15.1.08

Este foi ainda um Natal organizado

Este foi ainda um Natal organizado. Com muita gente, felizmente, muita gente da família e por isso mais feliz, mas organizado. Este Natal passei-o num país organizado, especialmente organizado, ou conhecido por isso: a Suiça. Este Natal passei-o em Genebra, com fuga de uma manhã até Nyon, a quinze minutos de comboio. Neste Natal recebi presentes. Embrulhados, enfeitados, etiquetados. Organizados. Neste Natal comprei e recebi produtos da Hennes & Mauritz, empresa organizada, incrivel, impecável, justamente organizada. Confiram no seu organizado sítio. Neste Natal senti o frio e a humidade genebrinas (?), o primeiro graduado nos seus graus, escalada na sua alta percentagem a segunda. A seu tempo os dois. Organizados. Neste Natal recebi um Moleskine. Se não para organizar, pelo menos para compilar. Ideias. Whatever. Se os houver. O que houver. Neste Natal escrevi no Moleskine. Fiz um esforço. Mas não sobre o Natal. Foi no dia vinte e sete, já quase de talheres na mão para o jantar, um dos fantásticos preparados pelo meu fantástico cunhado, além disso cozinheiro. De profissão e de coração. E assim foi:
"Aqui, perto da casa de uma das minhas irmãs, existe um edifício, de construção antiga, onde, até há não muito tempo, residiam "Okupas" (ou um derivado, acrescento agora).

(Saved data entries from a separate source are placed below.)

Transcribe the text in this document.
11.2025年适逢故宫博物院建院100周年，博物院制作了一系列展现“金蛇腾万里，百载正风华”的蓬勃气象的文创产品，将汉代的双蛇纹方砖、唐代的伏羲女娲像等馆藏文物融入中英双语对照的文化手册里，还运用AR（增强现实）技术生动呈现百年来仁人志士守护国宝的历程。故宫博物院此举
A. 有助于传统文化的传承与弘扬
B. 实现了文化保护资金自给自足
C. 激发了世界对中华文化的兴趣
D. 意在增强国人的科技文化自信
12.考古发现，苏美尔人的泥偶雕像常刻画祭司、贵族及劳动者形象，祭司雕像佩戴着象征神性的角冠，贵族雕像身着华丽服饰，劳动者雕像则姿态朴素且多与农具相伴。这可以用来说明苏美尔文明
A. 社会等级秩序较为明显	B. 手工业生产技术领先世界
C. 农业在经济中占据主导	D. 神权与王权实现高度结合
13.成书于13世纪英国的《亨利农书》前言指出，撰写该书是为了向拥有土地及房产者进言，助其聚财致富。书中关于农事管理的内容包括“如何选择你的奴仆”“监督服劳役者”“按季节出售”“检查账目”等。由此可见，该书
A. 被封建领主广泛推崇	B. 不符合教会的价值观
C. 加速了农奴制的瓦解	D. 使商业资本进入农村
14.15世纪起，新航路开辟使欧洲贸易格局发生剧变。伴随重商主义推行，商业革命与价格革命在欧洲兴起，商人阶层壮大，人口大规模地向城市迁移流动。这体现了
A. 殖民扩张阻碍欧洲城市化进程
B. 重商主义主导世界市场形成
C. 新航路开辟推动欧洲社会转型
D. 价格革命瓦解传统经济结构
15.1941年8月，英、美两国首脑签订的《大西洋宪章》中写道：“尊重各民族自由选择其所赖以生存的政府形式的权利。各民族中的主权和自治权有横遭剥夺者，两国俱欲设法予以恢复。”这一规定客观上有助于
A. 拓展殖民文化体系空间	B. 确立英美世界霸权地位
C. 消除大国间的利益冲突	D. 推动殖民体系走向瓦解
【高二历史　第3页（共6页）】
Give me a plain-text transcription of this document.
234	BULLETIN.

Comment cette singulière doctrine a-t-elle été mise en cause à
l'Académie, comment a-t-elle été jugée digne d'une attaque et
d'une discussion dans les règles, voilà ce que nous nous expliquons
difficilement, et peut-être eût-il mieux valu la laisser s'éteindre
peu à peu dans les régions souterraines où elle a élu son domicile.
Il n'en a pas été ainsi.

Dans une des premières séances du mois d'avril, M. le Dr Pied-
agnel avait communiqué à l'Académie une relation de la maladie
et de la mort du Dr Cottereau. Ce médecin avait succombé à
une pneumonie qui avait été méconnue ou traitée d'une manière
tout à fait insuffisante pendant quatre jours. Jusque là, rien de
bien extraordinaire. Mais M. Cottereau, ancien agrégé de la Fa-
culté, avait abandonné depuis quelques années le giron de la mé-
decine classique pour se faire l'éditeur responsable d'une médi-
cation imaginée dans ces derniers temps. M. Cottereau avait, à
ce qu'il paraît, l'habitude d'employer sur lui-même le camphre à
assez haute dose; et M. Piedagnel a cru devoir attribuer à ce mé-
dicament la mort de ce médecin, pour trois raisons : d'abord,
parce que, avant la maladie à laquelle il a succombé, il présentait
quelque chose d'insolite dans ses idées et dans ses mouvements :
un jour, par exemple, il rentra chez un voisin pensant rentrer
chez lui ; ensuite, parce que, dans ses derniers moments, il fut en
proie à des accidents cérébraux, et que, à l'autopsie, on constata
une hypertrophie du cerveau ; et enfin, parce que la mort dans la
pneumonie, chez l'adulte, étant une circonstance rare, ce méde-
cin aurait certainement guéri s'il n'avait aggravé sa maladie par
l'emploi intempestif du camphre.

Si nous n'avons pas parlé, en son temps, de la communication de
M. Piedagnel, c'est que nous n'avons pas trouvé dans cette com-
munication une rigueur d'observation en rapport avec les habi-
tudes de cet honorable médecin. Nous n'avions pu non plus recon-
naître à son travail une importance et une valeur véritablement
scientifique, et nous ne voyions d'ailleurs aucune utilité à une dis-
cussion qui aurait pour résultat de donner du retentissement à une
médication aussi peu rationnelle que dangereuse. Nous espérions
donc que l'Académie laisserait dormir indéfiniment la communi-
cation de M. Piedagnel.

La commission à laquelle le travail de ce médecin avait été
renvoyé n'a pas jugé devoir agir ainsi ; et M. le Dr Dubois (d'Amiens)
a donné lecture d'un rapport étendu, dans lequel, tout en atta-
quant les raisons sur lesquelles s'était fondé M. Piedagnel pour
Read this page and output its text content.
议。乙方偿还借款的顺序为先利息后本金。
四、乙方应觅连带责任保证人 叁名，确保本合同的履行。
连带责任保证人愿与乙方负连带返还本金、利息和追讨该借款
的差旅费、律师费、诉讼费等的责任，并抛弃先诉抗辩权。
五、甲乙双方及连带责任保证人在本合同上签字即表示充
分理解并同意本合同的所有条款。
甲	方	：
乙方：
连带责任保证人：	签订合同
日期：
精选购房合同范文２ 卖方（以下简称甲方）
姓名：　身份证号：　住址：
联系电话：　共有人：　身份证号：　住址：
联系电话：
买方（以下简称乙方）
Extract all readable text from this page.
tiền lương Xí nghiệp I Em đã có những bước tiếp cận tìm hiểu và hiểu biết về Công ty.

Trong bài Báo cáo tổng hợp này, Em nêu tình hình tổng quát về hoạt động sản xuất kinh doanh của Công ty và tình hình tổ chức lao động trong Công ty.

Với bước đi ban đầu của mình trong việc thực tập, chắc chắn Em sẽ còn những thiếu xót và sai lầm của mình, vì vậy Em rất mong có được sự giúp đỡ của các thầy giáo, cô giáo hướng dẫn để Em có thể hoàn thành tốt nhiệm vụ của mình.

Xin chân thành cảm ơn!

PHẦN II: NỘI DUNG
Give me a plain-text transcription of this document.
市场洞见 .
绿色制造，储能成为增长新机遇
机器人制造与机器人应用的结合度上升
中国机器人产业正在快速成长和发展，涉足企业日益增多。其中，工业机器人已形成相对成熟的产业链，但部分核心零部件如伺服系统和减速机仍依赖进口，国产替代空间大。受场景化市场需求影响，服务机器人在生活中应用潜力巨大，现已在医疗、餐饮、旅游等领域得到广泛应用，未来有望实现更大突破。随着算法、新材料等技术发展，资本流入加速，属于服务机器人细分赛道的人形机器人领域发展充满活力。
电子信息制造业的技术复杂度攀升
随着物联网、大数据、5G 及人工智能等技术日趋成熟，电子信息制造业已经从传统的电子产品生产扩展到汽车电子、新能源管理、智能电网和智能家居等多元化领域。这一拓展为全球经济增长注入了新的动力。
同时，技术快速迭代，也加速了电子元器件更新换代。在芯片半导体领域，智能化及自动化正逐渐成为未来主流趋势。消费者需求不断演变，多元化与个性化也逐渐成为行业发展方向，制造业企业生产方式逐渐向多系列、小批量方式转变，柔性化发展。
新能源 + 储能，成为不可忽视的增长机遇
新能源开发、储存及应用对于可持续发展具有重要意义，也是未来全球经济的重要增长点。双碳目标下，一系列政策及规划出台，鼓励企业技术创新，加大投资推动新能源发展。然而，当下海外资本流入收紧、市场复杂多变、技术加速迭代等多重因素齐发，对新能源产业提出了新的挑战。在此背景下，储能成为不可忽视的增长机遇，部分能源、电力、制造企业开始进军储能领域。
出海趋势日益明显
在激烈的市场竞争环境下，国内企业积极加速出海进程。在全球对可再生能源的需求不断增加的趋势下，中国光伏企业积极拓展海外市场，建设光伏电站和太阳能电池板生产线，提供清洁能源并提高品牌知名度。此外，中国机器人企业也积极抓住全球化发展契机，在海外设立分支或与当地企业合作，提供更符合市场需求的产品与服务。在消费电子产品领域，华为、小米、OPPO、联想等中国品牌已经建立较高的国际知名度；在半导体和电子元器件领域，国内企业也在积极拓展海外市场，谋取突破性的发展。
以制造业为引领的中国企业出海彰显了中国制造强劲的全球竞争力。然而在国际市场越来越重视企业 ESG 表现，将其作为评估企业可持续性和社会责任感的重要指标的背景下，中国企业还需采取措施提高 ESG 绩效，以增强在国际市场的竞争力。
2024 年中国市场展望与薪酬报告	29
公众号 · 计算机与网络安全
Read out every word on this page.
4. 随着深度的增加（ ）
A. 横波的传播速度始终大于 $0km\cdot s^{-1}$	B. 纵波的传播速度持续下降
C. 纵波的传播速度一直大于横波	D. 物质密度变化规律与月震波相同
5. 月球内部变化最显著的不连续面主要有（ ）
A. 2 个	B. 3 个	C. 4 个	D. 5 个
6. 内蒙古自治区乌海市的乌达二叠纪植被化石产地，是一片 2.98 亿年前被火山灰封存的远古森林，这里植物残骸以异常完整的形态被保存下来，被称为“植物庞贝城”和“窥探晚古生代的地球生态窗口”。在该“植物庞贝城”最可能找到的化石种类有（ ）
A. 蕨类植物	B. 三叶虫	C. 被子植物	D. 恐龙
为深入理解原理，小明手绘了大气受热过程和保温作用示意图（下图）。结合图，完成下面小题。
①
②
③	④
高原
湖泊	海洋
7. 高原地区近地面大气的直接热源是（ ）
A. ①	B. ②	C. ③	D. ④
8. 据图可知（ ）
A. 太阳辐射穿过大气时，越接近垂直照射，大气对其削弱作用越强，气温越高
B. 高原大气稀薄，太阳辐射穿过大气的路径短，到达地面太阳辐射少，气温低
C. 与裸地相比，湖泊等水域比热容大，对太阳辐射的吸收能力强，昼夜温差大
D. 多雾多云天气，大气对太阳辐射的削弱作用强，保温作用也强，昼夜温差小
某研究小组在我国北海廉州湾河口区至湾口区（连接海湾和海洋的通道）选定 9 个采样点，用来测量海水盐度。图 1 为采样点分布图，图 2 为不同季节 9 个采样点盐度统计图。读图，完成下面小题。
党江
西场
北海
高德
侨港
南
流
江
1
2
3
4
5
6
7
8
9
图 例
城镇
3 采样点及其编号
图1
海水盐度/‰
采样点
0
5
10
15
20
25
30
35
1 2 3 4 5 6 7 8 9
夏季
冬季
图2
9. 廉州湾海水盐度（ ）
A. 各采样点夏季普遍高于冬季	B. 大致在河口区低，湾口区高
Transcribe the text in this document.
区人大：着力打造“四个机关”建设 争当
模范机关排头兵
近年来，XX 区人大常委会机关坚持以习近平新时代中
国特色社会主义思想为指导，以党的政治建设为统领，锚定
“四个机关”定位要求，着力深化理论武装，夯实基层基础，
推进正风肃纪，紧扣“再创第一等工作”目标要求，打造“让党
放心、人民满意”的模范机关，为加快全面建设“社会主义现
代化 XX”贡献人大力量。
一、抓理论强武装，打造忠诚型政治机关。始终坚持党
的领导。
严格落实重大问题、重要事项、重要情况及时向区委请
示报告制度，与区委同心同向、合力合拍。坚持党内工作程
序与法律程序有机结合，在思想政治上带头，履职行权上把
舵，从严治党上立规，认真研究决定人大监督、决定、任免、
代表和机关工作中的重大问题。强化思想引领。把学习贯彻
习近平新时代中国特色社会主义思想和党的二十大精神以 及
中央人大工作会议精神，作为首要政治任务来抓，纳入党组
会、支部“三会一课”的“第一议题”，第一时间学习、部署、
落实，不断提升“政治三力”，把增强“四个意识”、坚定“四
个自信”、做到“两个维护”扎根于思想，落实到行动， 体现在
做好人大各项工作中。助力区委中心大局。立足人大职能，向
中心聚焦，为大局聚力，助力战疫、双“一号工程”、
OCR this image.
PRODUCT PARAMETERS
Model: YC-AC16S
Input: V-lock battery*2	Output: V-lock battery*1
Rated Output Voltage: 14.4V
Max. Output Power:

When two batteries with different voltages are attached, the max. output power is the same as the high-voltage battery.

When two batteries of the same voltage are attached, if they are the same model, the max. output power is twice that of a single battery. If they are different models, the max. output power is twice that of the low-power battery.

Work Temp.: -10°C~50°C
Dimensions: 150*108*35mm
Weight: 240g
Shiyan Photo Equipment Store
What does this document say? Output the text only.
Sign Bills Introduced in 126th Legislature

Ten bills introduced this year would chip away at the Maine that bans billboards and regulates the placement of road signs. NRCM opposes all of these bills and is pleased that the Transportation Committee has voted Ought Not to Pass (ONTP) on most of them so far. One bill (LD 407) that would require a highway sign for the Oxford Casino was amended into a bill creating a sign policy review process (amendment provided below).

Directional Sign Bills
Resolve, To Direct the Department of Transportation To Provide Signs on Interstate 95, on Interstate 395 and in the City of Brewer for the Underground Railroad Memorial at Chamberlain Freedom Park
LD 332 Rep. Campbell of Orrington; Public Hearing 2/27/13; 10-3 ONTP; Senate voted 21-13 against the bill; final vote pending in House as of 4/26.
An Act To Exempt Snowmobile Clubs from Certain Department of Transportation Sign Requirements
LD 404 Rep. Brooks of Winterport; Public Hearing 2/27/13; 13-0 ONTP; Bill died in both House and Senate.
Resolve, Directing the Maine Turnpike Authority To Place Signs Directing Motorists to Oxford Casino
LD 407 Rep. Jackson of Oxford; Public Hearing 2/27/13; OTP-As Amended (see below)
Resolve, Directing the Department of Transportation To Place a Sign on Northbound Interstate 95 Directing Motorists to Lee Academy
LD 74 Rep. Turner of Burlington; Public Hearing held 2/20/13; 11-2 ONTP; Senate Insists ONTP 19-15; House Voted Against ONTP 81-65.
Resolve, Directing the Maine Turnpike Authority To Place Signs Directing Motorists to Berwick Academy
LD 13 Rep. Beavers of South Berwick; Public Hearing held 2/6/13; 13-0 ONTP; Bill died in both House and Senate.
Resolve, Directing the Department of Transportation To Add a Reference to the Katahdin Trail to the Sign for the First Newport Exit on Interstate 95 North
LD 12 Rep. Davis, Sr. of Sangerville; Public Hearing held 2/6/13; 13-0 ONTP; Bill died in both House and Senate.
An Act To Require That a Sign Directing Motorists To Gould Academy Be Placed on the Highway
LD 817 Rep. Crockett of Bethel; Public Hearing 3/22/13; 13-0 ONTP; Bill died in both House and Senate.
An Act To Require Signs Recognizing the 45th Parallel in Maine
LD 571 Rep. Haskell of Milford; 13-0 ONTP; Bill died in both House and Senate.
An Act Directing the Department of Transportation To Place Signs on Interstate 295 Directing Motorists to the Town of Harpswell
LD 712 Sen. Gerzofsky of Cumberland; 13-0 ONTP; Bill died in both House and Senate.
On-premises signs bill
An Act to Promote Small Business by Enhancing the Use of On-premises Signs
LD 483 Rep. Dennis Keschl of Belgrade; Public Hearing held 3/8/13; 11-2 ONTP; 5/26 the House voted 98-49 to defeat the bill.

Nunca o vi por dentro, mas a sua decoração exterior, na altura, era interessante.
Soube que por altura de uma reunião do G8 nesta cidade houve distúrbios. Soube que faziam parte dos "arruaceiros", que destruiram carros e outras propriedades alheias, os, ou alguns dos habitantes deste prédio, no mínimo, pitoresco.
O rigor suiço, depois desta aventura, se os tolerou até aí, a eles que não pagavam renda, nem impostos sobre a "sua" habitação, a eles que se limitaram a exigir como direito a ocupação de um prédio desocupado, expulsou-os. Do prédio.
Ocorre-me dizer, a propósito, que os anarquistas e as suas ideias só são possíveis em sociedades organizadas (e parece-me que dizer sociedade organizada é quase uma redundância). Assim não fosse, por que escolheriam a Suiça, e em particular Genebra, para viver à sua maneira (provavelmente porque aí nasceram)? Ocorre-me verificar que, se de repente todos, mesmo todos, decidissem viver desse modo tão à vontade, a "organização" anárquica, por estranho que pareça, sucumbiria. Dito de outro modo, a excessiva desorganização que tal facto provocaria, levaria a que alguém tivesse que tomar a iniciativa de organizar a desorganização da agora, e só agora, verdadeira anarquia.
A anarquia é uma ideia e um sistema infantil. Comparo-a aos filhos que reclamam para si independência e liberdade, mas que vivem à conta dos pais e na tranquilidade do lar, "irresponsavelmente". A anarquia só sobrevive debaixo das asas da sociedade mãe.
Pergunto-me se o anarquista não ficaria à beira de um ataque de nervos se os donos do supermercado, da padaria ou das bombas de gasolina do seu bairro se convertessem ao seu modo de vida.
A piada estaria em ouvir um deles dizer, quando todos fizessemos o que nos desse na real gana, qualquer coisa deste género:
- Mau, pessoal, assim não dá! Temos que nos organizar!!"